70: 第十六話 :2007/09/11(火) 01:53:13.47 ID:gAEoZg+V0
( ゚∀゚)「何でって……お前、野郎なんぞ助けねえだろ」

(#'A`)「ちょっとした事なら尚更だコンチキショー!」

何たる名推理……
間違いない、二人の頭脳は江戸川バーローを超えた。

(;^ω^)「それはそうですけど、そんなフラグ立つような大それた事は……」

( ゚∀゚)「因みに何したんだ?」

( ^ω^)「十円見つからなくて半泣きになってた子に、十円あげただけだお」

そう言い終えた時、ボクは確かに聞いた。
限界まで張り詰めた何かが、小気味良く切れた音を。



73: 第十六話 :2007/09/11(火) 01:57:29.27 ID:gAEoZg+V0
(#゚A゚)「手前は氏ねじゃなくて死ねェーッ!」

師匠が、切れた。

(#゚A゚)「手前なんかなぁッ!無双三段でブチ撒けてやんよォー!」

そう叫ぶ師匠の手には妙に長い竹箒。

(;゚∀゚)「落ち着いてください師匠!まだフラグが立ったと決まった訳じゃ……」

(#゚A゚)「でもそんなの関係ねえ!そんなの関係ねえッ!」

(;゚ω゚)「ヒィィィィィィィィィィィッ!」

ああ死んだ。
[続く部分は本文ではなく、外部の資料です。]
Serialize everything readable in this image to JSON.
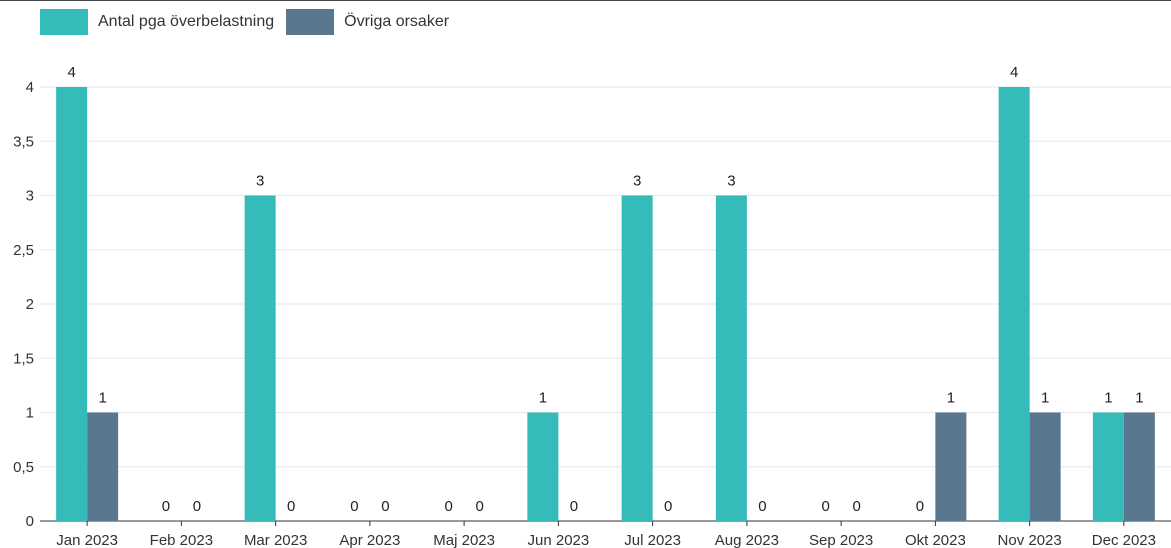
{
  "chart_data": {
    "type": "bar",
    "categories": [
      "Jan 2023",
      "Feb 2023",
      "Mar 2023",
      "Apr 2023",
      "Maj 2023",
      "Jun 2023",
      "Jul 2023",
      "Aug 2023",
      "Sep 2023",
      "Okt 2023",
      "Nov 2023",
      "Dec 2023"
    ],
    "series": [
      {
        "name": "Antal pga överbelastning",
        "color": "#36bbbb",
        "values": [
          4,
          0,
          3,
          0,
          0,
          1,
          3,
          3,
          0,
          0,
          4,
          1
        ]
      },
      {
        "name": "Övriga orsaker",
        "color": "#5a7790",
        "values": [
          1,
          0,
          0,
          0,
          0,
          0,
          0,
          0,
          0,
          1,
          1,
          1
        ]
      }
    ],
    "yticks": [
      "0",
      "0,5",
      "1",
      "1,5",
      "2",
      "2,5",
      "3",
      "3,5",
      "4"
    ],
    "ylim": [
      0,
      4
    ],
    "grid": true,
    "legend_position": "top-left",
    "data_labels": true
  }
}
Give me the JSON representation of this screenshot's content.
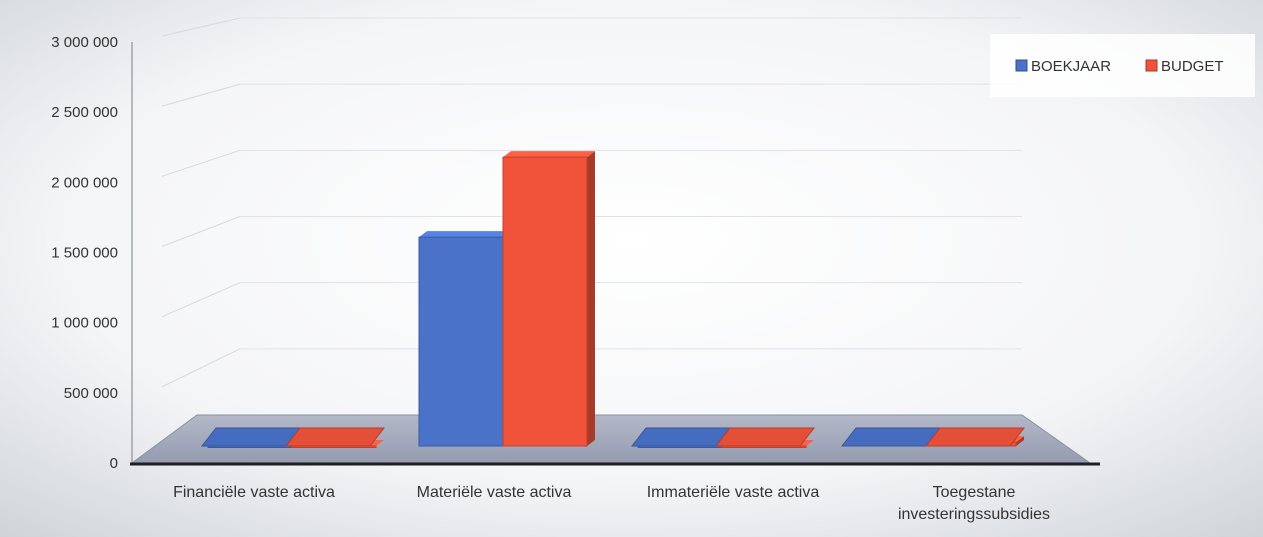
{
  "chart_data": {
    "type": "bar",
    "title": "",
    "xlabel": "",
    "ylabel": "",
    "ylim": [
      0,
      3000000
    ],
    "yticks": [
      "0",
      "500 000",
      "1 000 000",
      "1 500 000",
      "2 000 000",
      "2 500 000",
      "3 000 000"
    ],
    "ytick_values": [
      0,
      500000,
      1000000,
      1500000,
      2000000,
      2500000,
      3000000
    ],
    "categories": [
      [
        "Financiële vaste activa"
      ],
      [
        "Materiële vaste activa"
      ],
      [
        "Immateriële vaste activa"
      ],
      [
        "Toegestane",
        "investeringssubsidies"
      ]
    ],
    "series": [
      {
        "name": "BOEKJAAR",
        "color": "#4a72c9",
        "values": [
          0,
          1670000,
          0,
          30000
        ]
      },
      {
        "name": "BUDGET",
        "color": "#f0533a",
        "values": [
          0,
          2310000,
          0,
          30000
        ]
      }
    ],
    "legend_position": "top-right",
    "grid": true,
    "style": "3d-column"
  }
}
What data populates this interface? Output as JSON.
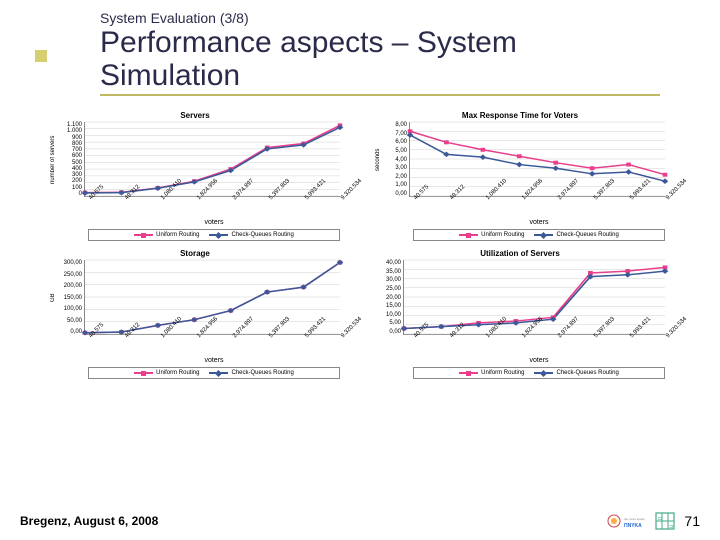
{
  "pre_title": "System Evaluation (3/8)",
  "title": "Performance aspects – System Simulation",
  "footer": {
    "date": "Bregenz, August 6, 2008",
    "page": "71"
  },
  "logos": {
    "pnyka": "ΠΝΥΚΑ"
  },
  "legend": {
    "series1_label": "Uniform Routing",
    "series2_label": "Check-Queues Routing",
    "series1_color": "#e83e8c",
    "series2_color": "#3b5998",
    "series1_marker": "square",
    "series2_marker": "diamond"
  },
  "x_categories": [
    "40.575",
    "49.312",
    "1.080.410",
    "1.824.956",
    "2.974.897",
    "5.397.803",
    "5.993.421",
    "9.320.534"
  ],
  "xlabel": "voters",
  "charts": [
    {
      "title": "Servers",
      "ylabel": "number of servers",
      "ylim": [
        0,
        1100
      ],
      "yticks": [
        "1.100",
        "1.000",
        "900",
        "800",
        "700",
        "600",
        "500",
        "400",
        "300",
        "200",
        "100",
        "0"
      ],
      "series1": [
        50,
        55,
        120,
        220,
        400,
        720,
        780,
        1050
      ],
      "series2": [
        45,
        50,
        115,
        210,
        380,
        700,
        760,
        1020
      ],
      "grid_color": "#d0d0d0",
      "background_color": "#ffffff"
    },
    {
      "title": "Max Response Time for Voters",
      "ylabel": "seconds",
      "ylim": [
        0,
        8
      ],
      "yticks": [
        "8,00",
        "7,00",
        "6,00",
        "5,00",
        "4,00",
        "3,00",
        "2,00",
        "1,00",
        "0,00"
      ],
      "series1": [
        7.0,
        5.8,
        5.0,
        4.3,
        3.6,
        3.0,
        3.4,
        2.3
      ],
      "series2": [
        6.6,
        4.5,
        4.2,
        3.4,
        3.0,
        2.4,
        2.6,
        1.6
      ],
      "grid_color": "#d0d0d0",
      "background_color": "#ffffff"
    },
    {
      "title": "Storage",
      "ylabel": "GB",
      "ylim": [
        0,
        300
      ],
      "yticks": [
        "300,00",
        "250,00",
        "200,00",
        "150,00",
        "100,00",
        "50,00",
        "0,00"
      ],
      "series1": [
        5,
        8,
        35,
        58,
        95,
        170,
        190,
        290
      ],
      "series2": [
        5,
        8,
        35,
        58,
        95,
        170,
        190,
        290
      ],
      "grid_color": "#d0d0d0",
      "background_color": "#ffffff"
    },
    {
      "title": "Utilization of Servers",
      "ylabel": "",
      "ylim": [
        0,
        40
      ],
      "yticks": [
        "40,00",
        "35,00",
        "30,00",
        "25,00",
        "20,00",
        "15,00",
        "10,00",
        "5,00",
        "0,00"
      ],
      "series1": [
        3,
        4,
        6,
        7,
        9,
        33,
        34,
        36
      ],
      "series2": [
        3,
        4,
        5,
        6,
        8,
        31,
        32,
        34
      ],
      "grid_color": "#d0d0d0",
      "background_color": "#ffffff"
    }
  ]
}
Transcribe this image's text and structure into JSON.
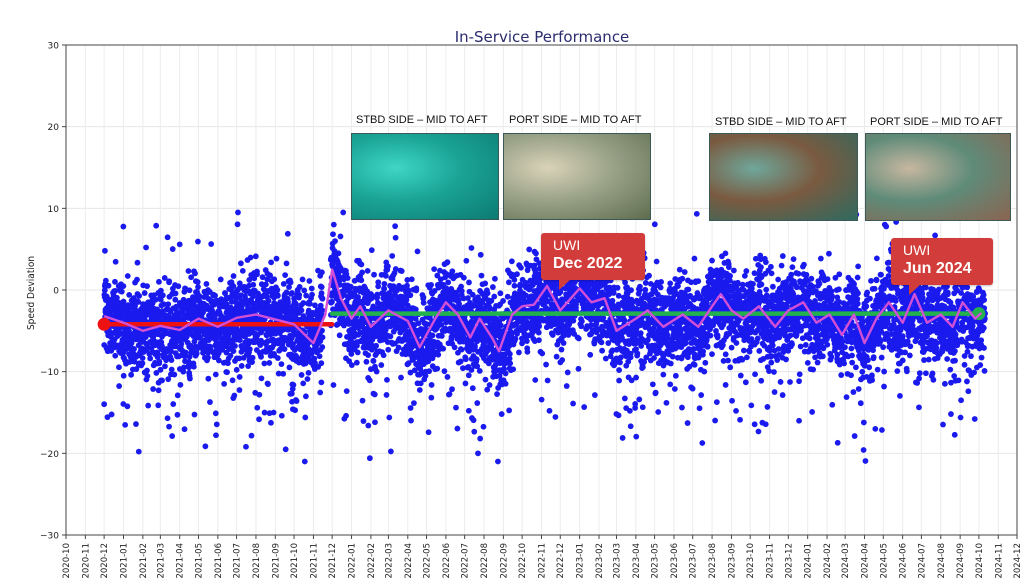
{
  "chart_data": {
    "type": "scatter",
    "title": "In-Service Performance",
    "ylabel": "Speed Deviation",
    "xlabel": "",
    "ylim": [
      -30,
      30
    ],
    "yticks": [
      -30,
      -20,
      -10,
      0,
      10,
      20,
      30
    ],
    "ytick_labels": [
      "−30",
      "−20",
      "−10",
      "0",
      "10",
      "20",
      "30"
    ],
    "xlim": [
      "2020-10",
      "2024-12"
    ],
    "xtick_labels": [
      "2020-10",
      "2020-11",
      "2020-12",
      "2021-01",
      "2021-02",
      "2021-03",
      "2021-04",
      "2021-05",
      "2021-06",
      "2021-07",
      "2021-08",
      "2021-09",
      "2021-10",
      "2021-11",
      "2021-12",
      "2022-01",
      "2022-02",
      "2022-03",
      "2022-04",
      "2022-05",
      "2022-06",
      "2022-07",
      "2022-08",
      "2022-09",
      "2022-10",
      "2022-11",
      "2022-12",
      "2023-01",
      "2023-02",
      "2023-03",
      "2023-04",
      "2023-05",
      "2023-06",
      "2023-07",
      "2023-08",
      "2023-09",
      "2023-10",
      "2023-11",
      "2023-12",
      "2024-01",
      "2024-02",
      "2024-03",
      "2024-04",
      "2024-05",
      "2024-06",
      "2024-07",
      "2024-08",
      "2024-09",
      "2024-10",
      "2024-11",
      "2024-12"
    ],
    "grid": true,
    "colors": {
      "points": "#1a1aee",
      "rolling_mean": "#d24fd6",
      "baseline_1": "#ee1111",
      "baseline_2": "#22b14c",
      "axis_title": "#2b2d6e"
    },
    "series": [
      {
        "kind": "baseline",
        "start": "2020-12",
        "end": "2021-12",
        "value": -4.2
      },
      {
        "kind": "baseline",
        "start": "2021-12",
        "end": "2024-10",
        "value": -2.9
      },
      {
        "kind": "rolling_mean",
        "points": [
          [
            "2020-12-01",
            -3.2
          ],
          [
            "2021-01-01",
            -4.0
          ],
          [
            "2021-02-01",
            -5.0
          ],
          [
            "2021-03-01",
            -4.4
          ],
          [
            "2021-04-01",
            -4.9
          ],
          [
            "2021-05-01",
            -3.5
          ],
          [
            "2021-06-01",
            -4.5
          ],
          [
            "2021-07-01",
            -3.4
          ],
          [
            "2021-08-01",
            -3.0
          ],
          [
            "2021-09-01",
            -3.6
          ],
          [
            "2021-10-01",
            -4.2
          ],
          [
            "2021-11-01",
            -6.5
          ],
          [
            "2021-11-20",
            -3.0
          ],
          [
            "2021-12-01",
            2.5
          ],
          [
            "2021-12-15",
            -1.0
          ],
          [
            "2022-01-01",
            -3.5
          ],
          [
            "2022-01-15",
            -2.0
          ],
          [
            "2022-02-01",
            -4.5
          ],
          [
            "2022-03-01",
            -2.5
          ],
          [
            "2022-04-01",
            -3.8
          ],
          [
            "2022-04-20",
            -7.0
          ],
          [
            "2022-05-15",
            -3.5
          ],
          [
            "2022-06-01",
            -1.5
          ],
          [
            "2022-06-20",
            -3.0
          ],
          [
            "2022-07-10",
            -5.8
          ],
          [
            "2022-07-25",
            -3.5
          ],
          [
            "2022-08-15",
            -6.0
          ],
          [
            "2022-08-25",
            -7.5
          ],
          [
            "2022-09-15",
            -3.0
          ],
          [
            "2022-10-01",
            -2.0
          ],
          [
            "2022-10-20",
            -1.8
          ],
          [
            "2022-11-10",
            0.5
          ],
          [
            "2022-12-01",
            -2.5
          ],
          [
            "2023-01-01",
            0.2
          ],
          [
            "2023-01-20",
            -1.5
          ],
          [
            "2023-02-10",
            -1.0
          ],
          [
            "2023-03-01",
            -5.0
          ],
          [
            "2023-04-01",
            -3.5
          ],
          [
            "2023-04-20",
            -2.5
          ],
          [
            "2023-05-15",
            -4.5
          ],
          [
            "2023-06-15",
            -3.0
          ],
          [
            "2023-07-10",
            -4.5
          ],
          [
            "2023-08-01",
            -2.0
          ],
          [
            "2023-08-15",
            -0.5
          ],
          [
            "2023-09-01",
            -2.5
          ],
          [
            "2023-09-20",
            -3.5
          ],
          [
            "2023-10-15",
            -2.0
          ],
          [
            "2023-11-10",
            -4.5
          ],
          [
            "2023-12-01",
            -2.5
          ],
          [
            "2023-12-25",
            -1.5
          ],
          [
            "2024-01-15",
            -4.0
          ],
          [
            "2024-02-05",
            -3.0
          ],
          [
            "2024-02-25",
            -5.5
          ],
          [
            "2024-03-15",
            -3.0
          ],
          [
            "2024-04-01",
            -6.5
          ],
          [
            "2024-04-20",
            -3.5
          ],
          [
            "2024-05-10",
            -1.5
          ],
          [
            "2024-06-01",
            -4.0
          ],
          [
            "2024-06-20",
            -0.5
          ],
          [
            "2024-07-10",
            -4.0
          ],
          [
            "2024-08-01",
            -3.0
          ],
          [
            "2024-08-20",
            -4.5
          ],
          [
            "2024-09-05",
            -1.5
          ],
          [
            "2024-09-25",
            -3.5
          ],
          [
            "2024-10-05",
            -2.8
          ]
        ]
      },
      {
        "kind": "daily_points",
        "start": "2020-12-01",
        "end": "2024-10-10",
        "gap_start": "2021-11-15",
        "gap_end": "2021-11-28",
        "approx_min": -21,
        "approx_max": 9.5
      }
    ],
    "annotations": [
      {
        "text_line1": "UWI",
        "text_line2": "Dec 2022",
        "date": "2022-12"
      },
      {
        "text_line1": "UWI",
        "text_line2": "Jun 2024",
        "date": "2024-06"
      }
    ]
  },
  "photos": [
    {
      "label": "STBD SIDE – MID TO AFT",
      "period": "Dec 2022",
      "palette": [
        "#0d7a72",
        "#3ed6c4",
        "#1aa496"
      ]
    },
    {
      "label": "PORT SIDE – MID TO AFT",
      "period": "Dec 2022",
      "palette": [
        "#5e6d4e",
        "#d9d3b8",
        "#9aa288"
      ]
    },
    {
      "label": "STBD SIDE – MID TO AFT",
      "period": "Jun 2024",
      "palette": [
        "#2e6a60",
        "#6fa79b",
        "#7a5a40"
      ]
    },
    {
      "label": "PORT SIDE – MID TO AFT",
      "period": "Jun 2024",
      "palette": [
        "#8a6450",
        "#c7b7a0",
        "#5f8b79"
      ]
    }
  ]
}
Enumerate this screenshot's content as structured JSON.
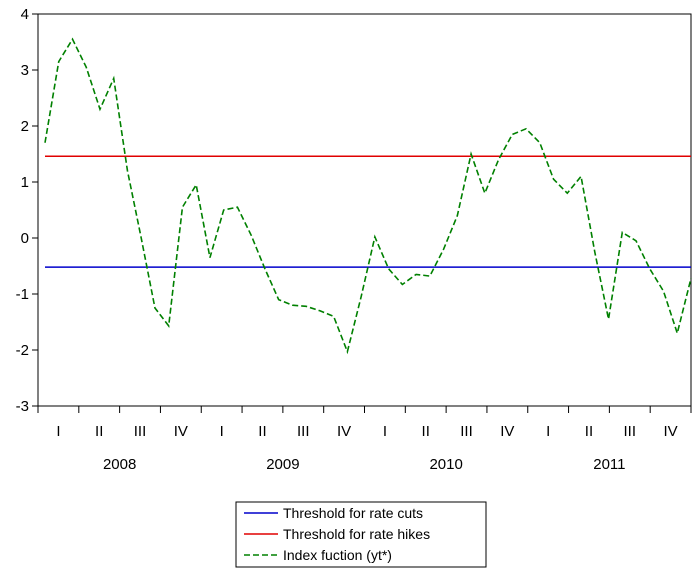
{
  "chart_data": {
    "type": "line",
    "title": "",
    "xlabel": "",
    "ylabel": "",
    "ylim": [
      -3,
      4
    ],
    "yticks": [
      -3,
      -2,
      -1,
      0,
      1,
      2,
      3,
      4
    ],
    "ytick_labels": [
      "-3",
      "-2",
      "-1",
      "0",
      "1",
      "2",
      "3",
      "4"
    ],
    "quarters": [
      "I",
      "II",
      "III",
      "IV",
      "I",
      "II",
      "III",
      "IV",
      "I",
      "II",
      "III",
      "IV",
      "I",
      "II",
      "III",
      "IV"
    ],
    "years": [
      "2008",
      "2009",
      "2010",
      "2011"
    ],
    "grid": false,
    "legend_position": "bottom-center",
    "series": [
      {
        "name": "Threshold for rate cuts",
        "style": "solid",
        "color": "#0000cc",
        "constant": -0.52
      },
      {
        "name": "Threshold for rate hikes",
        "style": "solid",
        "color": "#e00000",
        "constant": 1.46
      },
      {
        "name": "Index fuction (yt*)",
        "style": "dashed",
        "color": "#008000",
        "values": [
          1.7,
          3.15,
          3.55,
          3.05,
          2.3,
          2.85,
          1.2,
          0.0,
          -1.25,
          -1.57,
          0.55,
          0.95,
          -0.35,
          0.5,
          0.55,
          0.05,
          -0.55,
          -1.1,
          -1.2,
          -1.22,
          -1.3,
          -1.4,
          -2.03,
          -1.05,
          0.02,
          -0.55,
          -0.83,
          -0.65,
          -0.68,
          -0.2,
          0.4,
          1.5,
          0.8,
          1.4,
          1.85,
          1.95,
          1.7,
          1.05,
          0.8,
          1.1,
          -0.25,
          -1.45,
          0.1,
          -0.05,
          -0.55,
          -0.95,
          -1.7,
          -0.72
        ]
      }
    ]
  }
}
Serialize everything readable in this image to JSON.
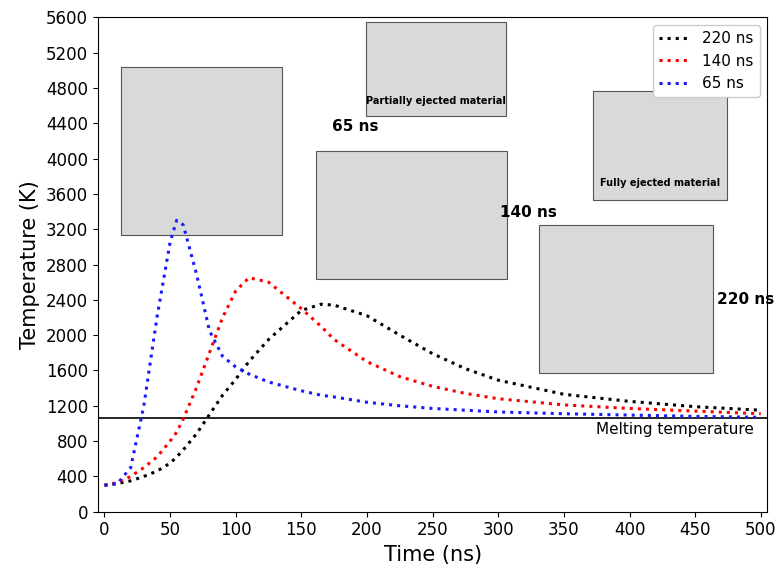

得物は竹箒なれど、繰り出される技は槍技最強。間違いなく死んだ。
迫り来る師匠を見つめながら、ボクはそう思った。



74: 第十六話 :2007/09/11(火) 02:00:45.87 ID:gAEoZg+V0




だが、神はボクを見捨ててはいなかった。





能天気な音と共にボクの頭上に電球が浮かぶ。






75: 第十六話 :2007/09/11(火) 02:02:55.94 ID:gAEoZg+V0

[カウンター]


メメタァッ!( ゚ω゚)三つ)゚A゚#)ヘブァッ!


誰がどう見ても正当防衛。
ボクは何も悪くない。

そしてボクらは地に伏した師匠を置き去りにした。